Indeed, Jeff Keil, principal of Keil Fiduciary Strategies, who will participate on the panel, says the original marketing intent of 12b-1s—“to help fund firms beef up flows”—has gone by the wayside. “Ninety-eight percent of the fee [goes to] sales and service today,” he says. Keil says the SEC panel will be closely watched because of the magnitude of the 12b-1 issue—asset management companies deducted $11.8 billion from fund assets last year to pay 12b-1 fees—and because there is a lack of consensus in the industry about what, exactly, needs to change.

Per an SEC release, the panel’s agenda will include the historical context of the rule’s adoption in 1980, how it has evolved since then and its current role, costs and benefits and “options for reform or rescission.” Keil is optimistic the rule will not be repealed but says Andrew Donohue, the head of the SEC’s division of investment management, has made it clear that “all options are on the table.”

If you have an opinion on the matter and would like the SEC to hear it, comments must be received before June 19th and can be submitted electronically, either by sending an email to [email protected] or using the Commission’s Internet submission form.)

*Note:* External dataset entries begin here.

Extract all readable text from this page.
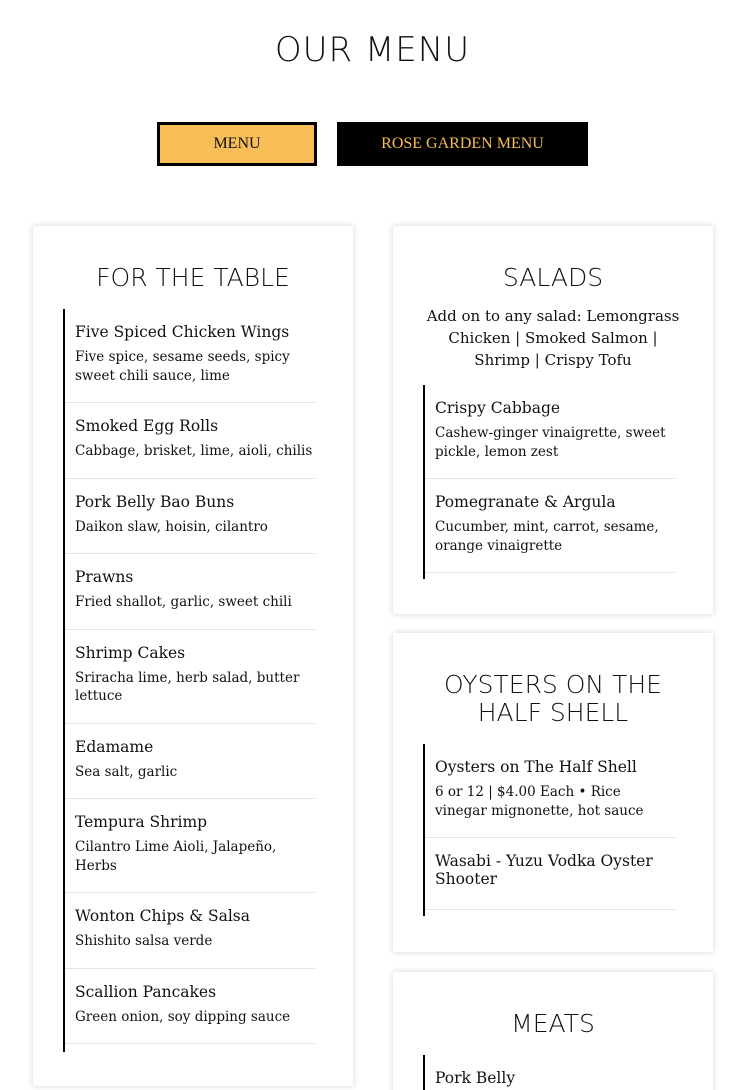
OUR MENU
MENU	ROSE GARDEN MENU
FOR THE TABLE
Five Spiced Chicken Wings
Five spice, sesame seeds, spicy sweet chili sauce, lime
Smoked Egg Rolls
Cabbage, brisket, lime, aioli, chilis
Pork Belly Bao Buns
Daikon slaw, hoisin, cilantro
Prawns
Fried shallot, garlic, sweet chili
Shrimp Cakes
Sriracha lime, herb salad, butter lettuce
Edamame
Sea salt, garlic
Tempura Shrimp
Cilantro Lime Aioli, Jalapeño, Herbs
Wonton Chips & Salsa
Shishito salsa verde
Scallion Pancakes
Green onion, soy dipping sauce
SALADS
Add on to any salad: Lemongrass Chicken | Smoked Salmon | Shrimp | Crispy Tofu
Crispy Cabbage
Cashew-ginger vinaigrette, sweet pickle, lemon zest
Pomegranate & Argula
Cucumber, mint, carrot, sesame, orange vinaigrette
OYSTERS ON THE
HALF SHELL
Oysters on The Half Shell
6 or 12 | $4.00 Each • Rice vinegar mignonette, hot sauce
Wasabi - Yuzu Vodka Oyster Shooter
MEATS
Pork Belly
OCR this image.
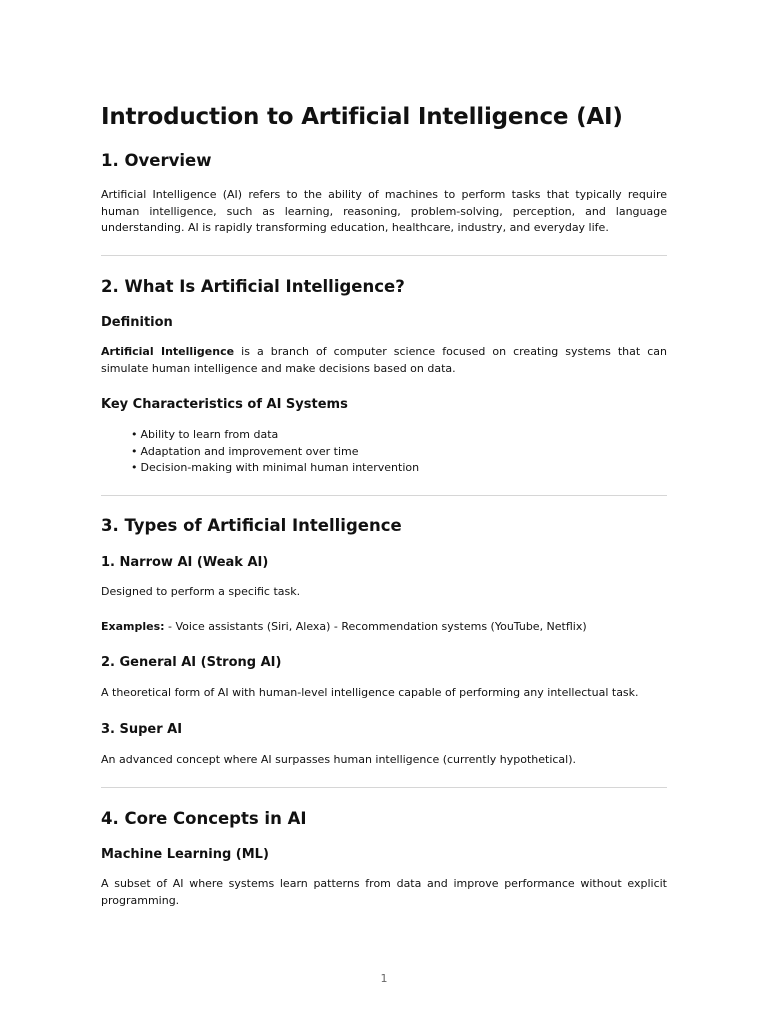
Introduction to Artificial Intelligence (AI)
1. Overview

Artificial Intelligence (AI) refers to the ability of machines to perform tasks that typically require human intelligence, such as learning, reasoning, problem-solving, perception, and language understanding. AI is rapidly transforming education, healthcare, industry, and everyday life.

2. What Is Artificial Intelligence?
Definition

Artificial Intelligence is a branch of computer science focused on creating systems that can simulate human intelligence and make decisions based on data.

Key Characteristics of AI Systems
• Ability to learn from data
• Adaptation and improvement over time
• Decision-making with minimal human intervention
3. Types of Artificial Intelligence
1. Narrow AI (Weak AI)

Designed to perform a specific task.

Examples: - Voice assistants (Siri, Alexa) - Recommendation systems (YouTube, Netflix)

2. General AI (Strong AI)

A theoretical form of AI with human-level intelligence capable of performing any intellectual task.

3. Super AI

An advanced concept where AI surpasses human intelligence (currently hypothetical).

4. Core Concepts in AI
Machine Learning (ML)

A subset of AI where systems learn patterns from data and improve performance without explicit programming.

1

Tom James, Chairman and CEO of Raymond James Financial, echoes a sentiment voiced by many in the industry: if the SEC gets rid of 12b-1 fees, it will ultimately hurt customers the most. “All the mutual funds would get switched over to wrap fee accounts and instead of 25 basis points, the customer would be getting charged 50 basis points,” says James. Or if these customers were transferred to asset-based fee accounts, they would likely be paying closer to 1 percent—four times what they typically pay today.

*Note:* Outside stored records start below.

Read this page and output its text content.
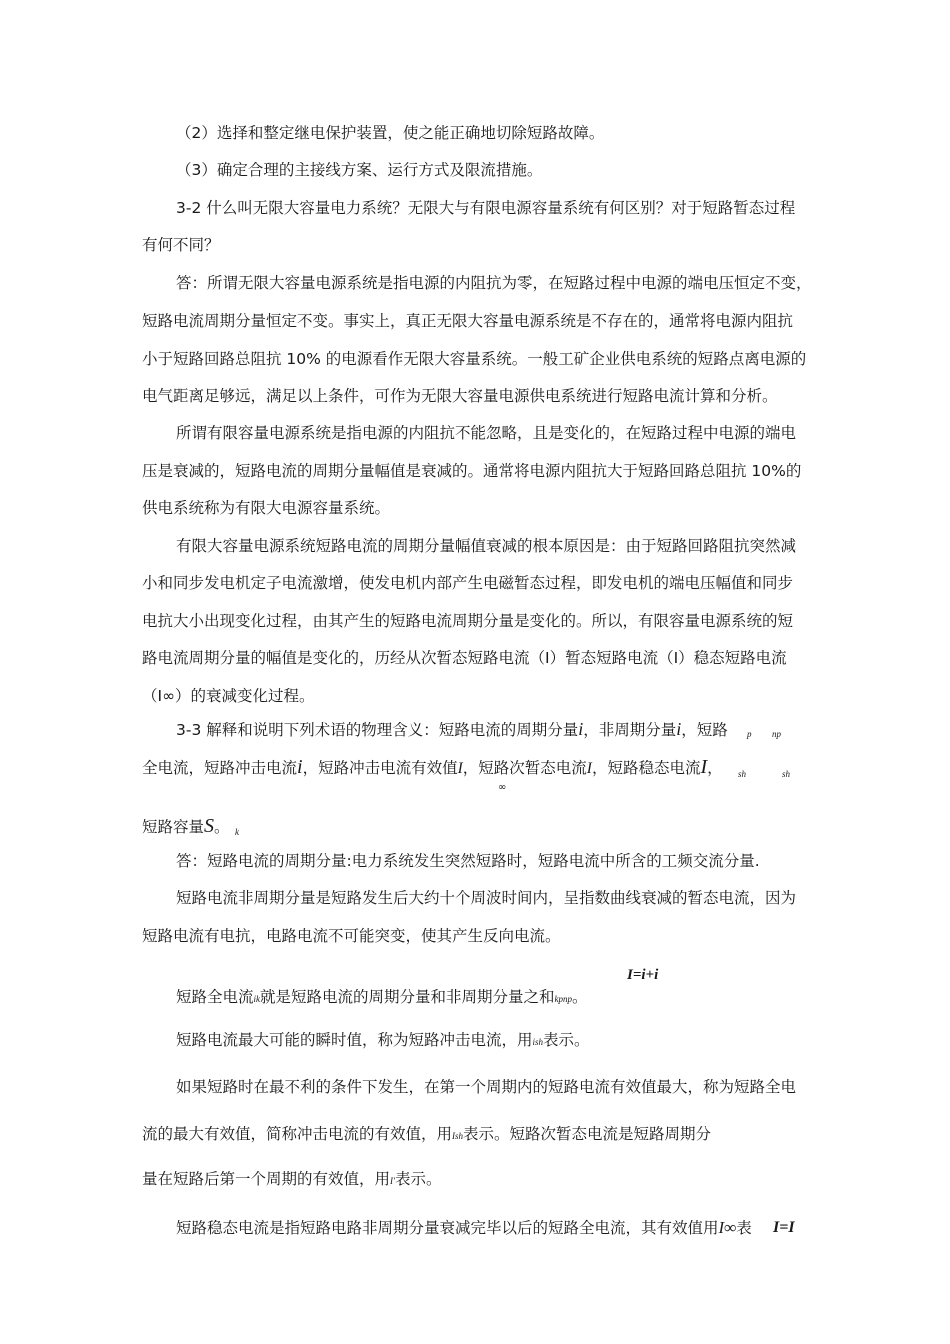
（2）选择和整定继电保护装置，使之能正确地切除短路故障。
（3）确定合理的主接线方案、运行方式及限流措施。
3-2 什么叫无限大容量电力系统？无限大与有限电源容量系统有何区别？对于短路暂态过程
有何不同？
答：所谓无限大容量电源系统是指电源的内阻抗为零，在短路过程中电源的端电压恒定不变，
短路电流周期分量恒定不变。事实上，真正无限大容量电源系统是不存在的，通常将电源内阻抗
小于短路回路总阻抗 10% 的电源看作无限大容量系统。一般工矿企业供电系统的短路点离电源的
电气距离足够远，满足以上条件，可作为无限大容量电源供电系统进行短路电流计算和分析。
所谓有限容量电源系统是指电源的内阻抗不能忽略，且是变化的，在短路过程中电源的端电
压是衰减的，短路电流的周期分量幅值是衰减的。通常将电源内阻抗大于短路回路总阻抗 10%的
供电系统称为有限大电源容量系统。
有限大容量电源系统短路电流的周期分量幅值衰减的根本原因是：由于短路回路阻抗突然减
小和同步发电机定子电流激增，使发电机内部产生电磁暂态过程，即发电机的端电压幅值和同步
电抗大小出现变化过程，由其产生的短路电流周期分量是变化的。所以，有限容量电源系统的短
路电流周期分量的幅值是变化的，历经从次暂态短路电流（I）暂态短路电流（I）稳态短路电流
（I∞）的衰减变化过程。
3-3 解释和说明下列术语的物理含义：短路电流的周期分量i，非周期分量i，短路 p np
全电流，短路冲击电流i，短路冲击电流有效值I，短路次暂态电流I，短路稳态电流I， sh	sh
∞
短路容量S。 k
答：短路电流的周期分量:电力系统发生突然短路时，短路电流中所含的工频交流分量.
短路电流非周期分量是短路发生后大约十个周波时间内，呈指数曲线衰减的暂态电流，因为
短路电流有电抗，电路电流不可能突变，使其产生反向电流。
I=i+i
短路全电流ik就是短路电流的周期分量和非周期分量之和kpnp。
短路电流最大可能的瞬时值，称为短路冲击电流，用ish表示。
如果短路时在最不利的条件下发生，在第一个周期内的短路电流有效值最大，称为短路全电
流的最大有效值，简称冲击电流的有效值，用Ish表示。短路次暂态电流是短路周期分
量在短路后第一个周期的有效值，用I′表示。
短路稳态电流是指短路电路非周期分量衰减完毕以后的短路全电流，其有效值用I∞表 I=I
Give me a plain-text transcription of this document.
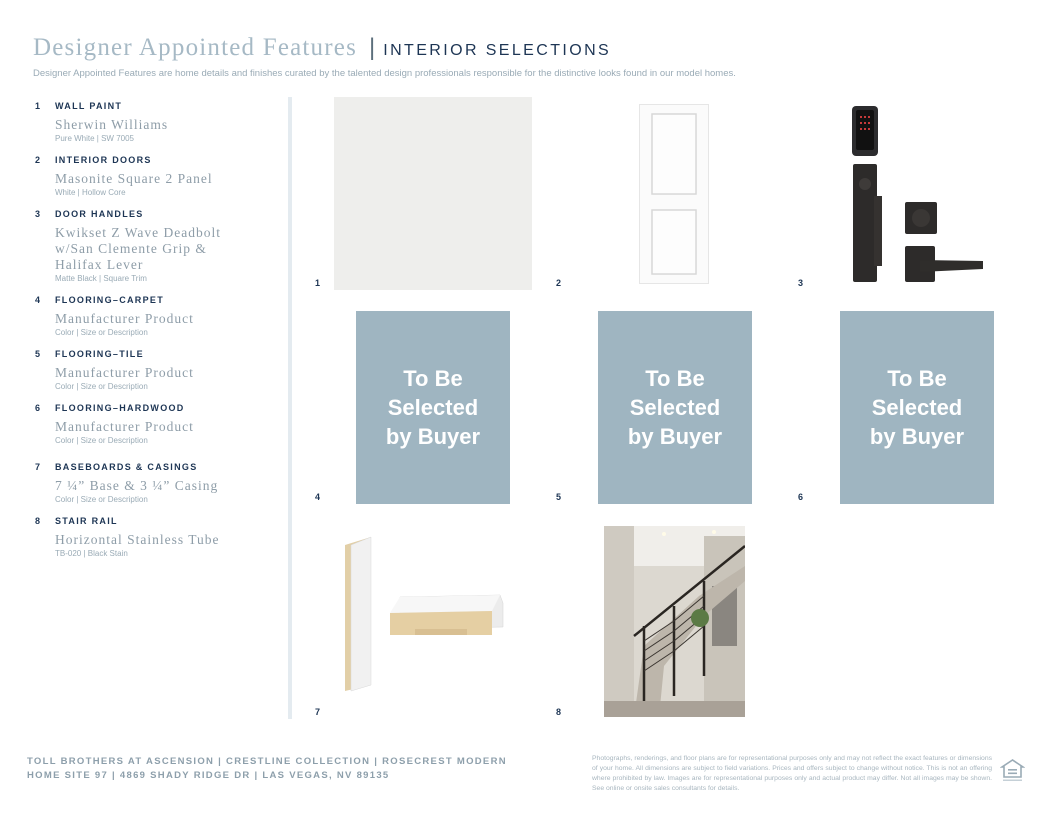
Designer Appointed Features | INTERIOR SELECTIONS
Designer Appointed Features are home details and finishes curated by the talented design professionals responsible for the distinctive looks found in our model homes.
1 WALL PAINT
Sherwin Williams
Pure White | SW 7005
2 INTERIOR DOORS
Masonite Square 2 Panel
White | Hollow Core
3 DOOR HANDLES
Kwikset Z Wave Deadbolt w/San Clemente Grip & Halifax Lever
Matte Black | Square Trim
4 FLOORING–CARPET
Manufacturer Product
Color | Size or Description
5 FLOORING–TILE
Manufacturer Product
Color | Size or Description
6 FLOORING–HARDWOOD
Manufacturer Product
Color | Size or Description
7 BASEBOARDS & CASINGS
7 ¼” Base & 3 ¼” Casing
Color | Size or Description
8 STAIR RAIL
Horizontal Stainless Tube
TB-020 | Black Stain
1	2	3
To Be
Selected
by Buyer
4
To Be
Selected
by Buyer
5
To Be
Selected
by Buyer
6
7	8
TOLL BROTHERS AT ASCENSION | CRESTLINE COLLECTION | ROSECREST MODERN
HOME SITE 97 | 4869 SHADY RIDGE DR | LAS VEGAS, NV 89135
Photographs, renderings, and floor plans are for representational purposes only and may not reflect the exact features or dimensions of your home. All dimensions are subject to field variations. Prices and offers subject to change without notice. This is not an offering where prohibited by law. Images are for representational purposes only and actual product may differ. Not all images may be shown. See online or onsite sales consultants for details.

In addition, 12b-1 fees make it economically feasible for advisors to provide advice on smaller accounts, James says. But if they go away, and advisors begin charging asset-based fees instead, these smaller accounts may become too expensive for advisors to manage.

James thinks 12b-1 fees should just be accepted for what they are. They work well for both clients and advisors, he says, especially considering the growth of alternatives like fee-based products, where those fees are often rebated anyway. “What they need to do is reconsider the purpose and definition of the fee and call it a sales and marketing assistance and client advisory fee,” says James.

One UBS advisor with roughly $1 billion in assets under management says five to ten percent of his revenue comes from his 401(k) business, and today, plan sponsors pay him to handle those accounts with 12b-1s. “If they took the fee away we’d have to negotiate a hard-dollar fee with the plan sponsor, and certainly they’d be tempted to get a fee less than the 25 basis points,” he adds. He echoes James’ sentiments about small clients and says, in effect, he would no longer be able to handle accounts with less than $10,000 in assets.

But there are some reps for whom the fate of 12b-1 fees just isn't that big of a deal. One Royal Alliance rep says that if 12b-1s were to disappear it would have little impact on his clients because less than $1 million of his nearly $300 million in assets is in transaction accounts, and he rebates all of his 12b-1s to clients anyhow. He’s not convinced, either, that if 12b-1 fees went away, retirement plan platforms would raise their prices. “I know the 12b-1 fee knocks down the prices on these platforms. If the fees are gone, I don’t know if those companies would increase their prices or not. I just don’t.”

In the words of Chip Roame, the founder of Tiburon Strategic Advisors: “12b-1 fees are here to stay, whether the rule is abolished or changed in any way.” The fees are used primarily to pay brokers a trail for account service and to pay fund supermarkets for shareholder service, Roame says. “If the rule goes, the fee will get paid somehow. Are you going to tell Schwab they can’t get paid for selling mutual funds? And say the same to brokers? Good luck.”